İnsanın içini kim bilir

Kapat
X
 
  • Zaman
  • Gösterim
Clear All
yeni mesajlar
  • avþa bayraktar
    Junior Member
    • 26-12-2007
    • 363

    İnsanın içini kim bilir

    Size bu yazımda bir Türk kızından söz etmek istiyorum. Türk müziğini sevenler şarkılarını zevkle dinler. Türk müziğine ilgi duyanlar ise karakteristik özelliğini bilirler. Herkesin gam ve kasavet yuvası diye eleştirdiği Türk müziğinde bir tek o vardır ki, bütün besteleri şen, bestelediği bütün şiirler insana hayatı sevdirir, gamı kasaveti bir yana attırır. Türk müziğinin o dillere pelesenk olmuş “ağıt/ruh karartan/insanın içini kapatan” nitelemeleri, onun için geçerli değildir. O, insanı, insanın ruhunu alır, toprağın karanlığından göğün mavisine, şafağın pembesine çıkarır. Bir hanımefendiden bahsediyorum: Neveser Kökdeş bu bahsettiğim bestekâr. 1900 yılında doğmuş. Her evin kızının bir müzik aleti çalmayı öğrendiği bir devrin çocuğu. Hane dışındaki dünyada neler olup bittiğini bilmeyen bir evin, bu evlerin çoğunlukta olduğu bir devrin çocuğu. Onbeş yaşının ürpertilerini yaşayan, hayatın vadettiği mut ve umutları bekleyen bir tazecik. Müziğe uzak değil. Ağabeyi Cumhuriyet döneminde Türk müziğinin önde gelen düzenleyicilerinden biri. (Adını sormayın. Aklımda değil, ve üstelik, şimdi kalkıp kütüphaneden kaynak arayacak halim de yok! Geçelim.)
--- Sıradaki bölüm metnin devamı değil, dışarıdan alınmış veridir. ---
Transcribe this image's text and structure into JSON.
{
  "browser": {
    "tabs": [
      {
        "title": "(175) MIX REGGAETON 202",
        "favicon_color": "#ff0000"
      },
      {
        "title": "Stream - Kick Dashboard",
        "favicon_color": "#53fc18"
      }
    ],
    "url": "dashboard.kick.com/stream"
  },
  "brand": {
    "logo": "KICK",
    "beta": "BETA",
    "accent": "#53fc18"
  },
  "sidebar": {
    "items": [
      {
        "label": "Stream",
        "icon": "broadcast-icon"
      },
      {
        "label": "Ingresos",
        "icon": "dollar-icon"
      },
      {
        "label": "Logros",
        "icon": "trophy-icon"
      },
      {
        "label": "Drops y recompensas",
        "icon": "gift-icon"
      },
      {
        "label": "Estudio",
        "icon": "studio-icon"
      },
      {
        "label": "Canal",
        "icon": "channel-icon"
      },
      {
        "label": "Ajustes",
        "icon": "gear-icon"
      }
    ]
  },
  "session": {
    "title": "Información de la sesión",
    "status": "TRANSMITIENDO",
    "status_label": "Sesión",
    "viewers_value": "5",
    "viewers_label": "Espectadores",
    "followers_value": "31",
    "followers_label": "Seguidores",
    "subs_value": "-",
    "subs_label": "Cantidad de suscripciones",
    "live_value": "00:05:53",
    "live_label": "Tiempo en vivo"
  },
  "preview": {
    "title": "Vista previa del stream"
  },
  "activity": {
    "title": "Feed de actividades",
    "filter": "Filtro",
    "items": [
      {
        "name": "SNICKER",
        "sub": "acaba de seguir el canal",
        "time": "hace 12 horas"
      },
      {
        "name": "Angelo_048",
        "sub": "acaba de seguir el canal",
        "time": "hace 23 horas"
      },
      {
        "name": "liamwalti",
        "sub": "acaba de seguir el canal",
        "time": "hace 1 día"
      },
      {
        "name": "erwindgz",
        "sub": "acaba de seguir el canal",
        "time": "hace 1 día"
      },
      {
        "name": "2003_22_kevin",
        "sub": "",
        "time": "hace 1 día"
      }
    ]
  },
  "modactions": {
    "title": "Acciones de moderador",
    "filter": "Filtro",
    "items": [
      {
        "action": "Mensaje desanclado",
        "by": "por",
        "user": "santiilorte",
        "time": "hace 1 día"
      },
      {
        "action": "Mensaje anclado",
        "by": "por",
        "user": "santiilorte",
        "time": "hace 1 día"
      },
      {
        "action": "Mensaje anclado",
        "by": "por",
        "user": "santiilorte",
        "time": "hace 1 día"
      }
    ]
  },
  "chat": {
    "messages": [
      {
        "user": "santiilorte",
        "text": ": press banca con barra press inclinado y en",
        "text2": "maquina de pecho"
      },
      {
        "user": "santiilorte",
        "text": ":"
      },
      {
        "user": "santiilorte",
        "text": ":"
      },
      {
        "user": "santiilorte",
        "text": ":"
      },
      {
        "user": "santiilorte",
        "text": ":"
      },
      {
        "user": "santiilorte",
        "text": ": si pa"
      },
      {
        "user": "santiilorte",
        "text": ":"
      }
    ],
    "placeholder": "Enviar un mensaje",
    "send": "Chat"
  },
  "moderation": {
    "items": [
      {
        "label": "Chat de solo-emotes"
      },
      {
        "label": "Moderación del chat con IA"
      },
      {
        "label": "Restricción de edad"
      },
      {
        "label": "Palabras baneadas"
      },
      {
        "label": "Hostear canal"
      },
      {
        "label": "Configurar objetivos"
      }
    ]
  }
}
    Neveser Hanım on beş yaşında görücü usulü ile evlendirilir. 1915 yılının ilkbaharıdır!.. Kocası, yakışıklı, kendi kişisel geleceğini, yok edilme tehlikesi yaşayan vatanının geleceği ile özdeşleştirmiş bir genç yüzbaşıdır. Bu iki güzel çocuk on beş günlük bir evlilik yaşarlar. Bu on beş gün içinde genç damadın görev yaptığı birlik, yeni görev yerine, Çanakkale’ye intikal etmiştir. Damat yüzbaşı da izin bitiminde göreve koşar, VE ORADA ŞEHİT DÜŞER!..

    İşte bunları yaşayan o çocuk gelin, kendini, yaşamını, yaşam amacını; o on beş günlük, henüz kokusuna alışamadığı kocasının umutları, amacı, görevleri ile özdeşleştirir. Besteler yapar. Şen, umut dolu, geleceğe bakan besteler yapar.

    Şimdi aşağıya onun en bilinen, en sevilen şarkılarından birinin sözlerini yazacağım. Bakın ve düşünün, bu sözlerde o on beş günlük kocaya, (henüz sevgili olmaya vakit bulamamış bir kocaya,) özlem, sevgi ve o on beş günde itirafa utanılan duygular yok mu? Bir şehide özlem yok mu?


    Kuş olup uçsam sevgilimin diyarına
    Saçından bir tel alsam, koysam canıma
    Söylesem sevgimi,kalbimi açsam ona
    Aşkının çiçeğini taksam başıma

    Sözleri sitemkâr, kıskanır beni yakar
    Nazlanır, yalvarır,ah o güzel yar
    Söylesem sevgimi, kalbimi açsam ona
    Aşkının çiçeğini taksam başıma
    Bu yarısı kırık kadın uzun bir ömür yaşadı. Bir çok beste yaptı. Hepsi yaşama sevinci veren sözler üstüne yapılmış bestelerdi. Siz bile, kim bilir kaç kere radyoda dinlediniz onu, farkına varmadan.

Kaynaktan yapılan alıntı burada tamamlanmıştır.